Ah, look at both my daughters’ hands. Looking at them, I remember a day, when Michaelyn was a toddler, that my mother and sisters and I were sitting together round her kitchen table. I looked at my mother’s hands, and then at my own. Mom noticed, and told us about a time when she was a very young mother, at her baby’s funeral (my little brother Michael died just a few hours after he was born). An elderly lady approached her after the service, and took both her smooth young hands in her own knotty wrinkled ones. She looked at them, and said to my mother, “Once, my hands looked just like yours”. She may have said other things; that is all Mom remembers. She didn’t say whether she was comforted by the elderly lady’s words or not (so typical of my Mom, those little mysteries). Mom has always had beautiful hands. I inherited her long fingers and my dad’s shorter, squattier palms (it’s a spaghetti and meatball combination). I’m not sure whether Michaelyn’s hands look more like her maternal or her fraternal grandmother’s… but anyway, I’m getting bogged down in genetics and nostalgia. Here, in this picture taken at her after-graduation party, she is flashing a ring we gave as a graduation gift. The ring had a simple, fairy look… just right for Michaelyn.

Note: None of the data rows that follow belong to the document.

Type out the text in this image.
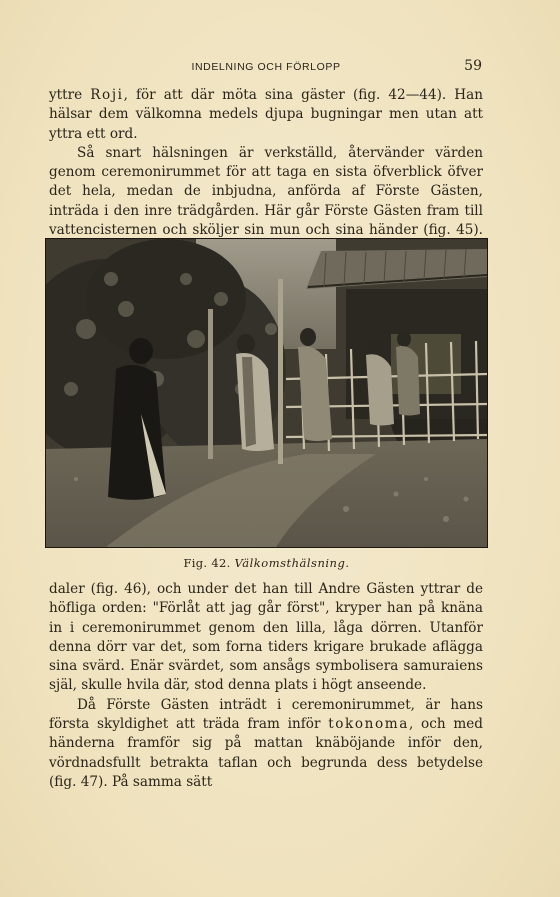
INDELNING OCH FÖRLOPP	59

yttre Roji, för att där möta sina gäster (fig. 42—44). Han hälsar dem välkomna medels djupa bugningar men utan att yttra ett ord.

Så snart hälsningen är verkställd, återvänder värden genom ceremonirummet för att taga en sista öfverblick öfver det hela, medan de inbjudna, anförda af Förste Gästen, inträda i den inre trädgården. Här går Förste Gästen fram till vattencisternen och sköljer sin mun och sina händer (fig. 45).

Fig. 42. Välkomsthälsning.

daler (fig. 46), och under det han till Andre Gästen yttrar de höfliga orden: "Förlåt att jag går först", kryper han på knäna in i ceremonirummet genom den lilla, låga dörren. Utanför denna dörr var det, som forna tiders krigare brukade aflägga sina svärd. Enär svärdet, som ansågs symbolisera samuraiens själ, skulle hvila där, stod denna plats i högt anseende.

Då Förste Gästen inträdt i ceremonirummet, är hans första skyldighet att träda fram inför tokonoma, och med händerna framför sig på mattan knäböjande inför den, vördnadsfullt betrakta taflan och begrunda dess betydelse (fig. 47). På samma sätt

And what do I think of that? Graduated. Well. I haven’t given myself over to deep thoughts about it yet. I have this sense that I still need time to process, time to grow up a little more before I really address it. Whatever ‘it’ is. I have allowed myself though to drink in just how amazingly beautiful and grown up she looks (and even acts!). Her very own person. So much promise. I did a little lip-chewing, a little focused breathing during her graduation, and even for a few hours afterward. But I’m ok now.
The weeks before graduation were a flurry. Both Maurya and Michaelyn performed in a dance program at the school and sang in choir concerts. Michaelyn’s choir went to state. And she was in a play too! After her extended, sad mourning over our move from Washington, there she was, dancing around onstage in a long long skirt. What a whirlwind month for her—choir parties, play parties, pre-graduation banquets. I am so glad she has those memories.
Maurya played the piano to accompany her choir’s “Pie Jesu”, and I cried (silently, no sobbing of course). She played flawlessly, which was miraculous (I know how nervous she was). Ezra graduated from elementary school. Meisha sang songs in a little awards program with all her classmates, and I finally (very belatedly) started the kindergarten registration process for Nora. There are reasons I drag my feet.
A few months ago, Maurya learned Billy Joel’s “And So It Goes” on the piano, secretly. It is one of my favorite songs…haunting and heartbreaking and hopeful. She arranged to surprise me with it for my birthday, and I was surprised. And moved. Meanwhile, Michaelyn (who had quit piano lessons and had even refused to touch the piano at all for over a year) sat next to me and cried bitter tears. Sibling rivalry is strange and sometimes inexplicable…but apparently, somehow, taking herself beyond that moment, she has recently resolved to indulge herself in piano music again. I hear her playing Enya tunes upstairs sometimes, and she’s getting better. More confident. Her playing stints are longer and more varied. I’m so glad she took the piano back for herself. It seems to me a graceful, grown up thing to do.